Nama "Pilatus" adalah nama yang langka di dunia Romawi dan penelitian arkeologi masa lalu telah menunjukkan bahwa bagian dari Herodium digunakan selama waktu Pilatus adalah prefek Judea, para peneliti menulis ... Untuk alasan ini, para peneliti tidak dapat sepenuhnya menolak kemungkinan bahwa cincin itu digunakan oleh prefek. Namun, itu tidak mungkin, tulis mereka.
Satu masalah adalah bahwa seseorang yang berpangkat tinggi sebagai prefek kemungkinan akan mengenakan cincin yang jauh lebih rumit, yang dibuat atau emas atau perak, dengan batu permata yang diiris, daripada cincin logam sederhana, tulis para peneliti. Faktanya, "cincin semua logam yang tipis dan sederhana seperti cincin Herodium terutama adalah milik tentara, pejabat Herodian dan Romawi, dan rakyat berpendapatan menengah dari semua perdagangan dan pekerjaan" dan bukan orang-orang berstatus tinggi, seperti Prefek Romawi, tulis para peneliti.
Masalah lain adalah bahwa, di samping prasasti itu, cincin itu memuat gambar kawah tanpa pegangan, sejenis kapal yang digunakan untuk mencampur air dan anggur. Kraters sering digunakan dalam seni Yahudi sekitar 2.000 tahun yang lalu dan akan menjadi pilihan yang tidak biasa untuk seorang Prefek Romawi, yang bukan Yahudi, tulis para peneliti.
"Kami pikir itu tidak masuk akal bahwa seorang prefek akan menggunakan cincin penyegelan pribadi paduan logam sederhana, semua logam, dengan motif yang sudah menjadi motif Yahudi yang terkenal di Yudea sebelum dan selama masa pemerintahan," tulis para peneliti dalam artikel tersebut.
Meskipun orang yang mengenakan cincin ini kemungkinan bukan Pontius Pilatus, mungkin siapa pun yang memakainya memiliki koneksi ke Prefek Romawi dan memutuskan untuk menggunakan nama belakangnya. Ini mungkin seseorang dalam administrasi Pilatus, seorang budak yang bebas dari Pilatus atau seseorang yang merupakan bagian dari keluarga Pilatus, tulis para peneliti. Namun, ada kemungkinan bahwa orang yang memakai cincin itu tidak memiliki hubungan apa pun dengan Prefek Romawi yang terkenal itu dan hanya memiliki nama belakang yang sama.

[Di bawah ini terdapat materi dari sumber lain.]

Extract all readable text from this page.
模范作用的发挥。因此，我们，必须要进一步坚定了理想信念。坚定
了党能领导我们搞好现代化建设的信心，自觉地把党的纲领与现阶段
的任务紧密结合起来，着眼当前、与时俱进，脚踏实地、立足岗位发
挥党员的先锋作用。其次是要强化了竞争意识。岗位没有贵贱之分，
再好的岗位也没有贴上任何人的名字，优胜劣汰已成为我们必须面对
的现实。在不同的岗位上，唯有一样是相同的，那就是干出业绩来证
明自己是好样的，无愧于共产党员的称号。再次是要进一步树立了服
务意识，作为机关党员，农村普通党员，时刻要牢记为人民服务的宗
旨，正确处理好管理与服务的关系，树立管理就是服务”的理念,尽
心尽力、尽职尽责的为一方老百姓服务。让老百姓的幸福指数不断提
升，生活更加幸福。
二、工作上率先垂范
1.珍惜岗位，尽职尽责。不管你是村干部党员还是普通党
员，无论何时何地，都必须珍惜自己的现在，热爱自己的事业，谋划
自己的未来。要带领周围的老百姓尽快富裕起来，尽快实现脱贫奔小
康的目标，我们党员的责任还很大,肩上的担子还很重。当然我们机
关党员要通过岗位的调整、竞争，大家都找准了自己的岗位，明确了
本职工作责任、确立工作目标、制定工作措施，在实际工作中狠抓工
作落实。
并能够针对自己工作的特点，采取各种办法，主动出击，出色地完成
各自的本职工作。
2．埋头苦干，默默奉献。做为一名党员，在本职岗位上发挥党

Cincin itu ditemukan oleh Gideon Foerster, yang sekarang menjadi profesor arkeologi di Hebrew University of Jerusalem. Anggota tim yang menganalisis cincin itu termasuk Shua Amorai-Stark, seorang profesor seni & estetika emeritus di Kaye College of Education di Beer Sheva, serta Malka Hershkovitz, Yakov Kalman, Rachel Chachy-Laureys dan Roi Porat, yang semuanya berafiliasi dengan Universitas Ibrani Yerusalem. Leah Di Segni, seorang profesor arkeologi di Universitas Ibrani Yerusalem, menganalisis prasasti cincin itu.